Clutch fork push rod travel

I have swapped my clutch release mechanical linkage for a hydraulic system. I'm using a Wilwood 7/8" master cylinder with a Novak 3/4" slave. This setup gives me plenty of travel at the slave (possibly more than necessary). I am wondering if someone can tell me what the normal (including free play) linear travel distance of the clutch fork push rod is from fully engaged to fully released? I failed to measure this travel distance on my setup prior to doing the swap. While I am not having trouble with the clutch release I do not want to drive the release bearing against the clutch fingers any more than necessary for adequate release.

 

I'm not sure of the actual measurements. When I setup mine I used the Novak knowledge site for some additional help with fork travel etc.

http://www.novak-adapt.com/knowledge/clutches_etc.htm

 

I email Novak and they sent me the following:

"Our slave will travel nearly 2", but 1-1/4 is usually adequate for comfortable AMC clutch release. Use that numbers as your touchstone and you can + or - a bit either way, but shouldn't have to."

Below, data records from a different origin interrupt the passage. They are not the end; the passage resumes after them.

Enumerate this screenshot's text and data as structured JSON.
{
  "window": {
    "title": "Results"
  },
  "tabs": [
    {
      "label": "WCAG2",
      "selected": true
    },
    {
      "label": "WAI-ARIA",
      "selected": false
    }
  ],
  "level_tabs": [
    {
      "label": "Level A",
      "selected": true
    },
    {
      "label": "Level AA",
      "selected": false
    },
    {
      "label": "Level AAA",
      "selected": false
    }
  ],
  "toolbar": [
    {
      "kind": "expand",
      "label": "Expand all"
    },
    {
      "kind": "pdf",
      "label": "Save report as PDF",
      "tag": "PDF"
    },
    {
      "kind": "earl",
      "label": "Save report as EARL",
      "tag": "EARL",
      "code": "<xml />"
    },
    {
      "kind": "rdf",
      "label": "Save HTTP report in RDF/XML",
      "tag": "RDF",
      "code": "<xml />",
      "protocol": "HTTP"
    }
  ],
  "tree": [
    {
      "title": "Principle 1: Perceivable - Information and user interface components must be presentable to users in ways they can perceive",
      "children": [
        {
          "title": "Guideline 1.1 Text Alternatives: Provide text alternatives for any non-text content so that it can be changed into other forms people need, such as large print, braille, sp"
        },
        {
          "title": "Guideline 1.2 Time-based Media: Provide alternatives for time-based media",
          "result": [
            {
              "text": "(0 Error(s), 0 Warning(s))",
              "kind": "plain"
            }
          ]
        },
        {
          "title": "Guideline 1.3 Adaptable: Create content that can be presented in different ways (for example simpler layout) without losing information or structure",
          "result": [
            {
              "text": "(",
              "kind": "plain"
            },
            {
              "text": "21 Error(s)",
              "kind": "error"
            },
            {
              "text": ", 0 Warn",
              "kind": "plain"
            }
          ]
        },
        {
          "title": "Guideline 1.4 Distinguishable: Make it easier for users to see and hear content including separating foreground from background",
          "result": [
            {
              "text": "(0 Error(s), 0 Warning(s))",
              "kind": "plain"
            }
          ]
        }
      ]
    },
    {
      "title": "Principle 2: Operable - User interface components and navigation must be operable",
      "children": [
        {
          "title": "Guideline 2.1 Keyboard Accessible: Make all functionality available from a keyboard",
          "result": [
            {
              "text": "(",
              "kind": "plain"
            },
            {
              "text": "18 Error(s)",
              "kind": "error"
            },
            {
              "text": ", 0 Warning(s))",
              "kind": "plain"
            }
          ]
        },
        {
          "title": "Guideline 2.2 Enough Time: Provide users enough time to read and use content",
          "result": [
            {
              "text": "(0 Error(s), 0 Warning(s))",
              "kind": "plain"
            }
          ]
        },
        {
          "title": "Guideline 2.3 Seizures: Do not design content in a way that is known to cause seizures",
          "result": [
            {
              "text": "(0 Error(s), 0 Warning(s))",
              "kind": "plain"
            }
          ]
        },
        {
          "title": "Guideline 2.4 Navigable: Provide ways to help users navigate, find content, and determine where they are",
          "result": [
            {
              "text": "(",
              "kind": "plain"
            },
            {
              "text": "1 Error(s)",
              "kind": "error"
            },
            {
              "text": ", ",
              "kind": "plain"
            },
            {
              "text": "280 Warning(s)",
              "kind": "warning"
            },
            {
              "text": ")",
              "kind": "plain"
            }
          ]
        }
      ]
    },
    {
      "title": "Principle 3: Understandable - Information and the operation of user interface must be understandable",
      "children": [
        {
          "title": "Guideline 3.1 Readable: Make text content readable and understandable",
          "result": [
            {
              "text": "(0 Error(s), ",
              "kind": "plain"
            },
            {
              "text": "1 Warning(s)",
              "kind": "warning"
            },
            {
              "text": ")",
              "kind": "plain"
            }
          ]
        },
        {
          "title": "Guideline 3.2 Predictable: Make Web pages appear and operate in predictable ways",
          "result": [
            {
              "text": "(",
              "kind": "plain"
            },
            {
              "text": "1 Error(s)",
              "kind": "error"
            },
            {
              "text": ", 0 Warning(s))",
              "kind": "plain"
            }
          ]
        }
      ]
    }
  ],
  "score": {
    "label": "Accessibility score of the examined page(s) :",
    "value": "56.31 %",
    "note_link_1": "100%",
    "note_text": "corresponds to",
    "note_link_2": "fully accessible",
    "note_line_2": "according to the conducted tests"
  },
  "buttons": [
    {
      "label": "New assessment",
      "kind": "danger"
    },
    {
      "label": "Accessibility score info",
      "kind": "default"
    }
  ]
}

I have almost 2" of travel at the slave with full cycle of the clutch pedal from upper stop to floor. Looks like I can reduce my pedal travel by 1/3.

 

Normal pressure plates requires about .500 to as much as .750 in travel including free play to fully release the throw-out bearing. As mentioned you should also have some free-play or air-gap of about 3/8"-3/4" in the system to keep the throw-out bearing off the fingers at highway speed. Keep in mind that the ratio changes at the throw-out fork fulcrum ball to 2:1...........Meaning 2 inches of travel at the slave cylinder is now only 1 inch at the throw-out bearing.

 

That was my real problem, (originally) I did not know the fork ratio so had no idea how far the throw out bearing was really moving... To add to the problem, at full engagement (pedal out), the fork boot was holding the bearing slightly against the fingers and I couldn't get the free play I wanted. Eventually I figured that out and trimmed the boot. It was only after making these posts and reading yours did I finally realize I had another fork laying on the bench. I measured it and it has a 1.76 ratio (.568 multiplier) so my 2 inches of travel gives me a bit over 1 inch of release bearing travel. As you mention it takes between .5 to .75, taking that and what Novak told me regarding sufficient slave travel of 1.25 inch which translates to 0.71 release bearing travel indicates everyone is in agreement and I can quit obsessing over it....
I think what I will do with some of the excess travel is increase the free play a bit.
Thanks for the input....

 

A little extra free play is OK but keep in mind that to much and you will not have enough throw / travel on the pedal to fully release the clutch when the pedal is pressed in.............Its all about a little compromise a little here and there.

 

My ultimate goal with the conversion to hydraulic was to find a happy medium between pedal travel and pedal force. But you don't get something for nothing.... Now that I have all this info I'm going to start adjusting the relation between the two...

 

And if your willing to play with it long enough that's an easy goal to obtain...........when you convert to hydraulics .........ratio's are a little less important as compared to fluid volume and the relationship between bore sizes and the moving of fluid between the MC and slave to get the necessary end travel & pressure result.............Larger bore = more volume but less pressure as compared to a smaller bore moving less volume but with more pressure. Think of it as a closed system whereby movement at one end with an unequal bore size will get a different result in movement at the opposite end. Good Luck!

 

After a considerable amount of drilling, grinding fabricating and bleeding (blood and brake fluid) I finally got it like I wanted it... Typically one doesn't really think about the forces and pressures associated with the brake and clutch systems. It becomes obvious when you start working with pedal travel vs master cylinder piston travel. I mounted the clutch master cylinder in the firewall hole originally used for the wiring harness pass thru grommet. This location puts both master cylinders ( brake and clutch) at the same level. I fabricated two 3x8 steel plates to mount the slave cylinder. One plate on each side of the fire wall and then thru bolted. For some reason the pedal feel (engage/disengage) was not linear and indistinct (as if it had air in the system). It turned out that (once I had a helper to push the pedal while I observed the process) even with the amount of metal (stoutness) added by the two steel plates the firewall deflection was still considerable. I had to add a strut from the pedal bracket to the steel plates. This fully resolved both the feel of the pedal and the linearity of engagement.
I guess it is no wonder why the clutch brackets on these mid 70s Jeep crack the frame mounts and noticeably lift the body off the frame when the clutch is depressed...

 

Not to hijack this thread but does anyone know what the standard pedal ratio is for the clutch, I have a different pedal in mine (not Jeep) and its always been heavy, thought it may be the pedal ratio as the MC/slave are equal sizes like Novac suggest.

 

The pedal on my 74 is around 12 inches from swing point to center of pad. The jack shaft (was) connected to a hole around 3 inches from the swing point. So I guess the pure ratio is 4. I'm not sure that the cross shaft did not also provide a bit of mechanical advantage as well. Looking at it from a different stand point, that of pedal swing distance to clutch fork push rod movement, 7 inches of swing gave me 1.4 inches of travel and that is a pure ratio of 5. Somewhere I read a ratio of 6 is a good starting point. Since I was initially unsure of where I was going with the conversion I used unequal M/S and fabricated a bracket that has a connection point about 2.5 inches from the swing point, that provides a ratio of 4.8. My pedal is about the same now as it was with the mechanical linkage (just smoother). So...I guess with the unequal M/S combination factored in the ratio is about back to factory. That's a long way of saying I think the factory ratio must be somewhere between 4 and 5...